Dans le Finistère, quinze ramasseurs de volaille étaient devenus des esclaves modernes(OF.fr-14/10/22-6h54)

Le tribunal de Brest, où s’est déroulée l’audience ce jeudi 13 octobre 2022.

Jeudi 13 octobre 2022, à Brest (Finistère), trois prévenus étaient poursuivis pour avoir fait travailler illégalement et hébergé quinze personnes sans papier dans des conditions indignes.

« Indigne » et « courage » sont les deux mots qui définissent cette première affaire d’envergure de traite d’êtres humains, portée, ce 13 novembre 2022, devant le tribunal de Brest (Finistère). « Indigne », parce que trois personnes y sont jugées, suspectées d’avoir « participé à l’exploitation par le travail et à l’hébergement dans des conditions incompatibles avec la dignité humaine ». Et « courage », parce que quinze victimes ont décidé de porter plainte. « U n saut dans le vide », alors qu’elles allaient tout y perdre : emploi, ressources et hébergement, « sans famille, sans nulle part où aller ».

Un système d’exploitation rodé

Il est reproché au gérant de la société avicole Prestavic, sa compagne (tous les deux absents à l’audience et non représentés par un avocat) et un loueur d’avoir mis en place un système d’exploitation implacablement rodé entre Saint-Sauveur, Morlaix, Scrignac et Landivisiau, de mars 2018 à septembre 2020. Quinze travailleurs avaient été placés dans « des situations de dépendance et vulnérabilité incontestables », assure leur avocat Mehdi Bouzaida, qui représente également le Comité contre l’esclavage moderne.

Ces travailleurs viennent en grande majorité de la Côte-d’Ivoire ; ils ont la même nationalité que la compagne du gérant qui les avait recrutés.

À ces personnes mises au travail le soir même de leur embauche, le gérant proposait un contrat de travail en apparence régulier, « une coquille vide en réalité ». Et, surtout, il promettait de régulariser leur situation : « Tout ce que je te demande, c’est d’être courageux, leur disait-il. Le reste, les papiers, je m’en charge. »

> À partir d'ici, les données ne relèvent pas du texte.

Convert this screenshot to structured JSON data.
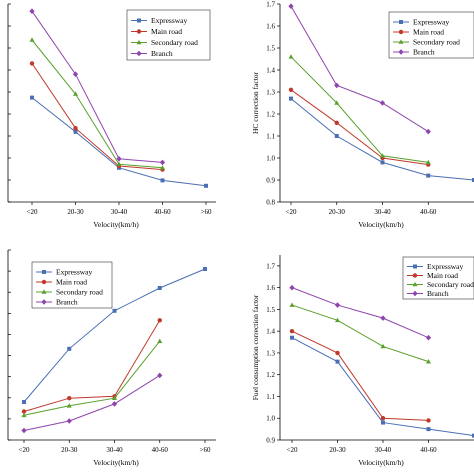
{
  "colors": {
    "Expressway": "#4a6fb5",
    "Main road": "#c0392b",
    "Secondary road": "#5aa02c",
    "Branch": "#8e44ad"
  },
  "chart_data": [
    {
      "type": "line",
      "id": "top-left",
      "xlabel": "Velocity(km/h)",
      "ylabel": "",
      "categories": [
        "<20",
        "20-30",
        "30-40",
        "40-60",
        ">60"
      ],
      "show_y_ticks": false,
      "ylim": [
        0.8,
        1.9
      ],
      "legend_position": "top-right",
      "series": [
        {
          "name": "Expressway",
          "values": [
            1.38,
            1.19,
            0.99,
            0.92,
            0.89
          ]
        },
        {
          "name": "Main road",
          "values": [
            1.57,
            1.21,
            1.0,
            0.98,
            null
          ]
        },
        {
          "name": "Secondary road",
          "values": [
            1.7,
            1.4,
            1.01,
            0.99,
            null
          ]
        },
        {
          "name": "Branch",
          "values": [
            1.86,
            1.51,
            1.04,
            1.02,
            null
          ]
        }
      ]
    },
    {
      "type": "line",
      "id": "top-right",
      "xlabel": "Velocity(km/h)",
      "ylabel": "HC correction factor",
      "categories": [
        "<20",
        "20-30",
        "30-40",
        "40-60",
        ">60"
      ],
      "show_y_ticks": true,
      "yticks": [
        "0.8",
        "0.9",
        "1.0",
        "1.1",
        "1.2",
        "1.3",
        "1.4",
        "1.5",
        "1.6",
        "1.7"
      ],
      "ylim": [
        0.8,
        1.7
      ],
      "legend_position": "top-right",
      "series": [
        {
          "name": "Expressway",
          "values": [
            1.27,
            1.1,
            0.98,
            0.92,
            0.9
          ]
        },
        {
          "name": "Main road",
          "values": [
            1.31,
            1.16,
            1.0,
            0.97,
            null
          ]
        },
        {
          "name": "Secondary road",
          "values": [
            1.46,
            1.25,
            1.01,
            0.98,
            null
          ]
        },
        {
          "name": "Branch",
          "values": [
            1.69,
            1.33,
            1.25,
            1.12,
            null
          ]
        }
      ]
    },
    {
      "type": "line",
      "id": "bottom-left",
      "xlabel": "Velocity(km/h)",
      "ylabel": "",
      "categories": [
        "<20",
        "20-30",
        "30-40",
        "40-60",
        ">60"
      ],
      "show_y_ticks": false,
      "ylim": [
        0.0,
        1.0
      ],
      "legend_position": "top-left",
      "series": [
        {
          "name": "Expressway",
          "values": [
            0.2,
            0.48,
            0.68,
            0.8,
            0.9
          ]
        },
        {
          "name": "Main road",
          "values": [
            0.15,
            0.22,
            0.23,
            0.63,
            null
          ]
        },
        {
          "name": "Secondary road",
          "values": [
            0.13,
            0.18,
            0.22,
            0.52,
            null
          ]
        },
        {
          "name": "Branch",
          "values": [
            0.05,
            0.1,
            0.19,
            0.34,
            null
          ]
        }
      ]
    },
    {
      "type": "line",
      "id": "bottom-right",
      "xlabel": "Velocity(km/h)",
      "ylabel": "Fuel consumption correction factor",
      "categories": [
        "<20",
        "20-30",
        "30-40",
        "40-60",
        ">60"
      ],
      "show_y_ticks": true,
      "yticks": [
        "0.9",
        "1.0",
        "1.1",
        "1.2",
        "1.3",
        "1.4",
        "1.5",
        "1.6",
        "1.7"
      ],
      "ylim": [
        0.9,
        1.75
      ],
      "legend_position": "top-right",
      "series": [
        {
          "name": "Expressway",
          "values": [
            1.37,
            1.26,
            0.98,
            0.95,
            0.92
          ]
        },
        {
          "name": "Main road",
          "values": [
            1.4,
            1.3,
            1.0,
            0.99,
            null
          ]
        },
        {
          "name": "Secondary road",
          "values": [
            1.52,
            1.45,
            1.33,
            1.26,
            null
          ]
        },
        {
          "name": "Branch",
          "values": [
            1.6,
            1.52,
            1.46,
            1.37,
            null
          ]
        }
      ]
    }
  ]
}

Seul le loueur, « le marchand de sommeil » de 59 ans, s’est présenté à la barre du tribunal jeudi : en échange de chambres insalubres « où courraient rats et cafards », ses loyers de 250 € étaient directement prélevés sur les salaires des ramasseurs. 700 € par mois en moyenne pour « un travail tellement pénible qu’aucun Français ne veut le faire. »

« Ma vie n’avait pas de sens »

« Ma vie n’avait pas de sens, je n’avais pas l’impression d’être en France », résume un des salariés intronisés ramasseurs de volaille, sans aucune formation, corvéables à merci, insultés, menacés, épuisés par des cadences infernales et sans couverture sociale

« Le gérant n’a eu aucune considération pour ses salariés, ses choses, il s’est comporté en véritable propriétaire, leur versant un semblant de salaire pour avoir tous les droits, assène la procureure, Carole Feulvarch, qui requiert pour cet homme de 62 ans, quatre ans de prison avec mandat d’arrêt, 1 000 € d’amende par victime et une interdiction définitive de gérance.

Pour sa compagne de 37 ans, elle requiert deux ans de prison dont un avec sursis, et également un mandat d’arrêt. Pour la société Prestavic, 30 000 € d’amende et 1 000 € par victime. Pour l’hébergeur, deux ans de prison dont un avec sursis, 10 000 € d’amende et l’interdiction d’acheter un bien immobilier à usage d’habitation pendant dix ans.

Maître Bouzaida a déposé une demande de préjudice économique pour les 15 travailleurs. S’ils ont obtenu un permis de séjour valable le temps de la procédure, ils espèrent, un jour, être régularisés, « pour avoir enfin une vie normale. »

La décision sera rendue le 7 décembre prochain.